Les Américains font beaucoup plus souvent usage que les Anglais des idées générales et s’y complaisent bien davantage ; cela paraît fort singulier au premier abord, si l’on considère que ces deux peuples ont une même origine, qu’ils ont vécu pendant des siècles sous les mêmes lois, et qu’ils se communiquent encore sans cesse leurs opinions et leurs mœurs. Le contraste paraît beaucoup plus frappant encore lorsque l’on concentre ses regards sur notre Europe, et que l’on compare entre eux les deux peuples les plus éclairés qui l’habitent.

On dirait que chez les Anglais l’esprit humain ne s’arrache qu’avec regret et avec douleur à la contemplation des faits particuliers pour remonter de là jusqu’aux causes, et qu’il ne généralise qu’en dépit de lui-même.

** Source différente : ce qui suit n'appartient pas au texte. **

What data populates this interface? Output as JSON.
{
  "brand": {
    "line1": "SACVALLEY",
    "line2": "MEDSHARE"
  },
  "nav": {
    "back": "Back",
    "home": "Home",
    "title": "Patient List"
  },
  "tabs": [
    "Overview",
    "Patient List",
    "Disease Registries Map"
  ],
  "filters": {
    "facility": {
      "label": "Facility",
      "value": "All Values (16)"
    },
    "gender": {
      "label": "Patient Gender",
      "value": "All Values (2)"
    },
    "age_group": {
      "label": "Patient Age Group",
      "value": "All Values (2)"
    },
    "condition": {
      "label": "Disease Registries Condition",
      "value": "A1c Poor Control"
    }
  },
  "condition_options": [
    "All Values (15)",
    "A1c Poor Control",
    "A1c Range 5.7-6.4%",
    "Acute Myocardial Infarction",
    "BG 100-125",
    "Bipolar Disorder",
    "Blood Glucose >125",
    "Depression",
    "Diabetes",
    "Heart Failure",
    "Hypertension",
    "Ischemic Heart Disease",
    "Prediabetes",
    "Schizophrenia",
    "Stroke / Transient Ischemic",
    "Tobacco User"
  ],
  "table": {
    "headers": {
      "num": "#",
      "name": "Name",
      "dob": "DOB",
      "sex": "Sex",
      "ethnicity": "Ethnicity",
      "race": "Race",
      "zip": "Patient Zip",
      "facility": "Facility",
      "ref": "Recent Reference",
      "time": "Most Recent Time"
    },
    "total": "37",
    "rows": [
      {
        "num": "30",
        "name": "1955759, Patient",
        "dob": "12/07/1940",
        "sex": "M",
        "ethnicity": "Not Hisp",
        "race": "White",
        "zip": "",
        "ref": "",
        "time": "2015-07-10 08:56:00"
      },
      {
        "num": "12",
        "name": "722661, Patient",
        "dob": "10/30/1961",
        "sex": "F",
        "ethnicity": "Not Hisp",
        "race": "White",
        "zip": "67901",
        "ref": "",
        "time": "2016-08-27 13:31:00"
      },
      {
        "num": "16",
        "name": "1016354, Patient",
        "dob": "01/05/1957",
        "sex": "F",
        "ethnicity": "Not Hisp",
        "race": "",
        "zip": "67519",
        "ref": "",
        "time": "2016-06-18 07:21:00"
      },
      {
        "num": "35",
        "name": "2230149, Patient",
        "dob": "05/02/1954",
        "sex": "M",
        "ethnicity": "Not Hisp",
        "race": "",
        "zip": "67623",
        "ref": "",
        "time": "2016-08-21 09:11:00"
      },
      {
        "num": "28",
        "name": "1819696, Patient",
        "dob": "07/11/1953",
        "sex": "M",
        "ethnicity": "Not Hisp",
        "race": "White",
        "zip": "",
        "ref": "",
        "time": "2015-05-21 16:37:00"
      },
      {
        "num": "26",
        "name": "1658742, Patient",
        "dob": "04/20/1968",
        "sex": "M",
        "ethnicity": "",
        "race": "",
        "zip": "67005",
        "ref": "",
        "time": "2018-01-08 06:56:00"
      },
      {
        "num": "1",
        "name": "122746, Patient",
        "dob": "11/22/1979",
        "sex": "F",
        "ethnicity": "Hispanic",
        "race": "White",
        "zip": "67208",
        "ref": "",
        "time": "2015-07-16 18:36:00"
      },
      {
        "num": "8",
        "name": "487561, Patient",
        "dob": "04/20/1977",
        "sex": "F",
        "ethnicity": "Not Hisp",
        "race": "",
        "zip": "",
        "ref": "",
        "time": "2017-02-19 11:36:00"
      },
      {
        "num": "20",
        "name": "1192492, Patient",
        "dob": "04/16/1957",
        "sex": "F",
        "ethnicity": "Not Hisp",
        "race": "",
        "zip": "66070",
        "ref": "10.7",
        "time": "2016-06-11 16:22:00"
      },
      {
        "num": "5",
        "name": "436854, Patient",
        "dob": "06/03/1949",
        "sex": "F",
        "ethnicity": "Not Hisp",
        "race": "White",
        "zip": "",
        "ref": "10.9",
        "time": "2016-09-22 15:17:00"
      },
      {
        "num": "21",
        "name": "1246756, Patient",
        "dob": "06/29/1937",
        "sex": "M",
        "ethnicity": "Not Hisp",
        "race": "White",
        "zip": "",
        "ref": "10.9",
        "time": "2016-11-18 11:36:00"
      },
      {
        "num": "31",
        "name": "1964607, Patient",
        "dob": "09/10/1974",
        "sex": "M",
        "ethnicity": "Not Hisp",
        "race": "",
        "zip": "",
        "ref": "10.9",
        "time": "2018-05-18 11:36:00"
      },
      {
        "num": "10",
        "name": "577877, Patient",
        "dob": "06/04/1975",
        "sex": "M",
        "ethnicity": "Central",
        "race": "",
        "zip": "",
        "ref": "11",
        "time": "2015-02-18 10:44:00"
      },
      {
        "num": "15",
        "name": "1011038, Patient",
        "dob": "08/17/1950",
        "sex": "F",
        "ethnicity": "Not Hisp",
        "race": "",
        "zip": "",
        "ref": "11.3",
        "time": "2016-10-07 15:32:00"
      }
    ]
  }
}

Il semble, au contraire, que parmi nous le goût des idées générales soit devenu une passion si effrénée qu’il faille à tout propos la satisfaire. J’apprends, chaque matin en me réveillant, qu’on vient de découvrir une certaine loi générale et éternelle dont je n’avais jamais ouï parler jusque là. Il n’y a pas de si médiocre écrivain auquel il suffise pour son coup d’essai de découvrir des vérités applicables à un grand royaume, et qui ne reste mécontent de lui-même, s’il n’a pu renfermer le genre humain dans le sujet de son discours.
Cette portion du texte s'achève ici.